Without strong improvement in the quality of information in energy it will be hard, if not impossible, to assess meaningful policy options. The United States spends $80 million annually for all of the activities of the Energy Information Administration. This is in contrast to an annual energy expenditure of almost $700 Billion. EIA may be the single largest and most visible, but it is not the only activity in the U.S. devoted to understanding energy. However, even if EIA is one twentieth of all of the public and private sector activities combined, the total that is devoted to energy data and analyses would still be only two tenths of one percent of annual energy expenditures. Given the challenges, this is unreasonably small.
o Have the right tool for the job.
The generation of energy market analysis and models that were developed when prices were rising rapidly are not necessarily the kind of models and analyses that are needed today. Price is still a major component of our understanding of energy markets, but the transformation in the markets themselves creates a new set of issues and uncertainties. Looking myopically at energy issues out of the broader context, without considering the full scope of benefits and costs associated with energy will limit the evaluation of meaningful policy options. There is a need for an improved characterization of both technology and behavior in the understanding of the role of energy in a changing world.

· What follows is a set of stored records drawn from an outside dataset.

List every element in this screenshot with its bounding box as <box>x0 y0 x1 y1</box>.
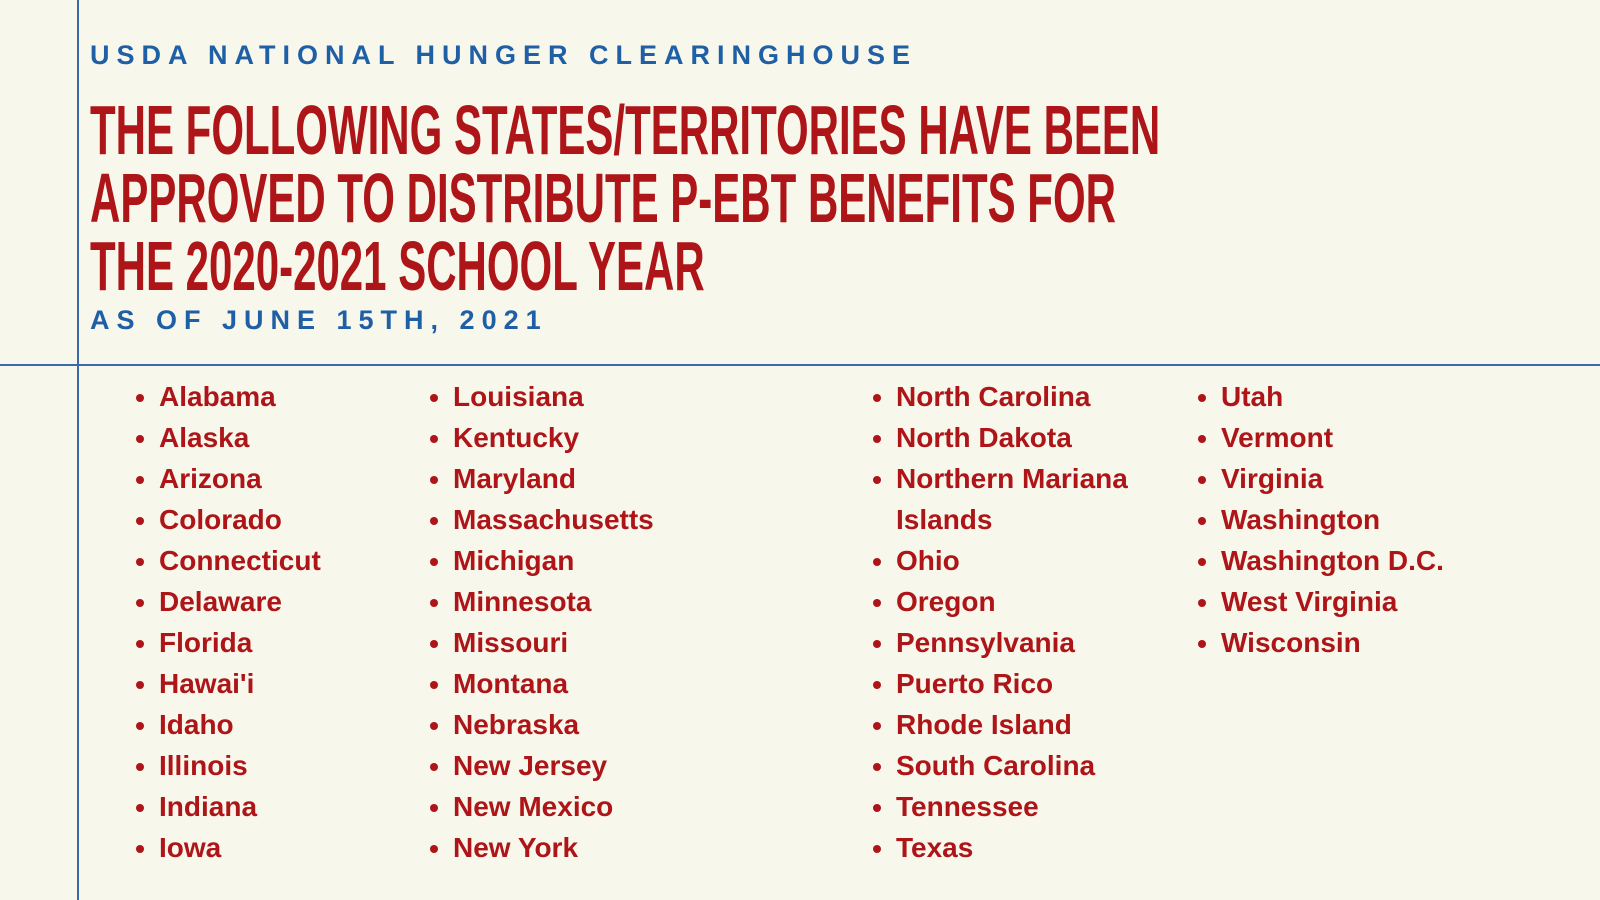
state-list: LouisianaKentuckyMarylandMassachusettsMi… <box>431 376 833 868</box>
state-item: Maryland <box>453 458 833 499</box>
state-item: Minnesota <box>453 581 833 622</box>
title-line: THE FOLLOWING STATES/TERRITORIES HAVE BE… <box>90 91 1161 169</box>
org-name: USDA NATIONAL HUNGER CLEARINGHOUSE <box>90 40 918 70</box>
state-item: Indiana <box>159 786 419 827</box>
title: THE FOLLOWING STATES/TERRITORIES HAVE BE… <box>90 91 1161 305</box>
state-item: Delaware <box>159 581 419 622</box>
state-item: Idaho <box>159 704 419 745</box>
state-item: Washington <box>1221 499 1581 540</box>
state-item: Massachusetts <box>453 499 833 540</box>
state-item: Kentucky <box>453 417 833 458</box>
title-line: THE 2020-2021 SCHOOL YEAR <box>90 227 705 305</box>
state-item: Utah <box>1221 376 1581 417</box>
state-item: Virginia <box>1221 458 1581 499</box>
date: AS OF JUNE 15TH, 2021 <box>90 305 548 335</box>
state-item: Nebraska <box>453 704 833 745</box>
state-list: UtahVermontVirginiaWashingtonWashington … <box>1199 376 1581 663</box>
state-item: North Carolina <box>896 376 1166 417</box>
state-item: Florida <box>159 622 419 663</box>
state-item: Texas <box>896 827 1166 868</box>
state-item: Oregon <box>896 581 1166 622</box>
title-line: APPROVED TO DISTRIBUTE P-EBT BENEFITS FO… <box>90 159 1116 237</box>
state-item: West Virginia <box>1221 581 1581 622</box>
state-item: Missouri <box>453 622 833 663</box>
state-item: Wisconsin <box>1221 622 1581 663</box>
state-item: New Mexico <box>453 786 833 827</box>
state-item: Rhode Island <box>896 704 1166 745</box>
state-item: Colorado <box>159 499 419 540</box>
state-item: Connecticut <box>159 540 419 581</box>
state-list: North CarolinaNorth DakotaNorthern Maria… <box>874 376 1166 868</box>
state-item: Arizona <box>159 458 419 499</box>
state-item: Northern Mariana Islands <box>896 458 1166 540</box>
state-item: Hawai'i <box>159 663 419 704</box>
state-item: Tennessee <box>896 786 1166 827</box>
state-item: North Dakota <box>896 417 1166 458</box>
state-item: Ohio <box>896 540 1166 581</box>
state-item: South Carolina <box>896 745 1166 786</box>
divider-horizontal <box>0 364 1600 366</box>
state-item: Illinois <box>159 745 419 786</box>
state-item: Washington D.C. <box>1221 540 1581 581</box>
state-item: Pennsylvania <box>896 622 1166 663</box>
state-item: Puerto Rico <box>896 663 1166 704</box>
state-item: Michigan <box>453 540 833 581</box>
state-item: Alabama <box>159 376 419 417</box>
state-list: AlabamaAlaskaArizonaColoradoConnecticutD… <box>137 376 419 868</box>
state-item: New Jersey <box>453 745 833 786</box>
divider-vertical <box>77 0 79 900</box>
state-item: Montana <box>453 663 833 704</box>
state-item: Louisiana <box>453 376 833 417</box>
state-item: Alaska <box>159 417 419 458</box>
state-item: New York <box>453 827 833 868</box>
state-item: Vermont <box>1221 417 1581 458</box>
state-item: Iowa <box>159 827 419 868</box>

o Analysis is for insights
There is need for transparent and open communication between the analysts and between the decision making and analytic communities. Transparency does not equate to simplicity, but to an environment that facilitates an open exchange of information. There must be transparency of assumptions, both implicit and explicit, in both the formulation of the policy questions and in the analysis of those questions. There is substantial room for improvement in the analysis of policy and in developing scenarios that assist decision makers and stakeholders in crafting appropriate solutions. Analysis should provide insights regarding the robustness of results over a range of conditions and possibilities.